Etsy

Sunday, May 23, 2010

Love for a Daughter



Eighteen years ago my life changed with the birth of my daughter Erika. Now I know that is the case with any new mother...life changes or it should because you have been given a priceless gift that requires your devotion. However, Erika required more...and I don't feel bad about that. It was November 15th around 8 in the morning and my water broke- I was a bit nervous because she was not due until December 12th and I was not ready but guess what ...ready or not here Erika came. I was in labor for 18 hours and it was not bad at all-and I had her without and epidural. I had a normal pregnancy with no problems and no one knew that she had down syndrome- I was only 24 so I did not have the risk factors usually associated with having a downs baby.

The minute she was born she did not cry, she just looked around and when they placed her into my arms and I looked into those pools of dark brown- I knew she was special. I did not know at the time that she did not have the energy to cry - her little heart would not let her. Of course I was heart broken- I knew what children with disabilities went through- I had no idea what she would be able to do. Again, I was heartbroken. I wanted my daughter to have the future I had always imagined and I knew that was not going to be the case.

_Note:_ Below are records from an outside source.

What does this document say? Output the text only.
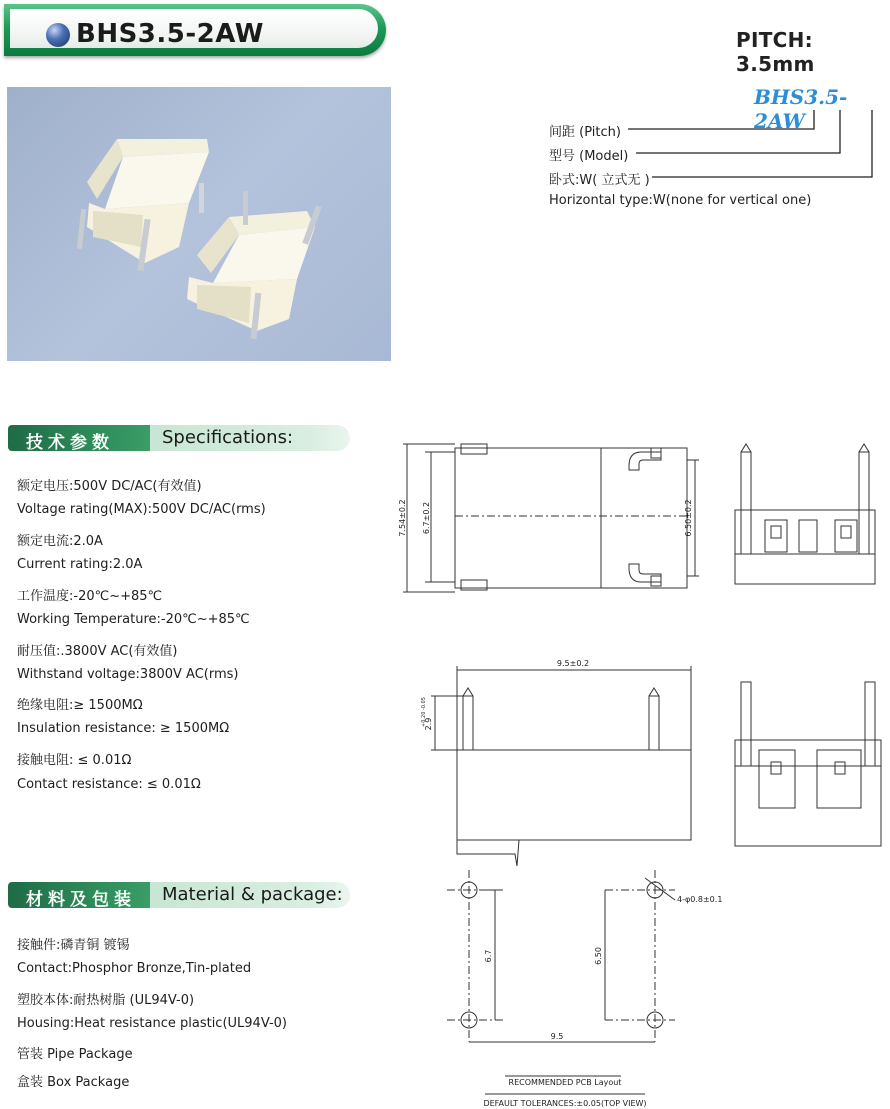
BHS3.5-2AW	PITCH: 3.5mm
BHS3.5-2AW
间距 (Pitch)
型号 (Model)
卧式:W( 立式无 )
Horizontal type:W(none for vertical one)
技术参数	Specifications:
额定电压:500V DC/AC(有效值)
Voltage rating(MAX):500V DC/AC(rms)
额定电流:2.0A
Current rating:2.0A
工作温度:-20℃~+85℃
Working Temperature:-20℃~+85℃
耐压值:.3800V AC(有效值)
Withstand voltage:3800V AC(rms)
绝缘电阻:≥ 1500MΩ
Insulation resistance: ≥ 1500MΩ
接触电阻: ≤ 0.01Ω
Contact resistance: ≤ 0.01Ω
材料及包装 Material & package:
接触件:磷青铜 镀锡
Contact:Phosphor Bronze,Tin-plated
塑胶本体:耐热树脂 (UL94V-0)
Housing:Heat resistance plastic(UL94V-0)
管装 Pipe Package
盒装 Box Package
7.54±0.2 6.7±0.2	6.50±0.2
9.5±0.2
2.9
+0.20 -0.05
4-φ0.8±0.1
6.7	6.50
9.5
RECOMMENDED PCB Layout
DEFAULT TOLERANCES:±0.05(TOP VIEW)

We went home after 2 days in the hospital and I still was unaware of any heart defect. I took her back to the dr. to confirm the downs diagnosis and that is when the doctor discovered her heart condition- WOW! the next 3 months were a whirlwind of emotions. Long story short : Erika was 6 lbs 2 oz when she was born and at 3 months she was only 7 lbs - she was not thriving and needed open heart surgery or she would not live. Once again my heart was broken but I no longer felt sorry for myself for having a downs baby- I prayed to God that he would save my baby.

We spent several weeks at Duke University and they did an amazing job with Erika- her heart was repaired. Now you see why I have to be a Duke fan!

The next few years of her life were hard- she was sick alot with respiratory issue and in and out of the hospital but she grew stronger each year. School was hard - I had to fight for her a few times but it was worth it. She has meant so much to the kids at school that have known her- and I have had many people say - they think her class is more empathic because they have known Erika.

Having said all this - I just wanted to share that this precious precious child went to her Junior prom last night and was beautiful...the heart that would not let her stay awake long enough to drink her bottle when she was a baby... allowed her to dance 2 straight hours last night.

She danced like no one was watching...and did not care what others thought...she did not postpone joy...and lit up the room with her presence.

What a journey!!!!and I look forward to more!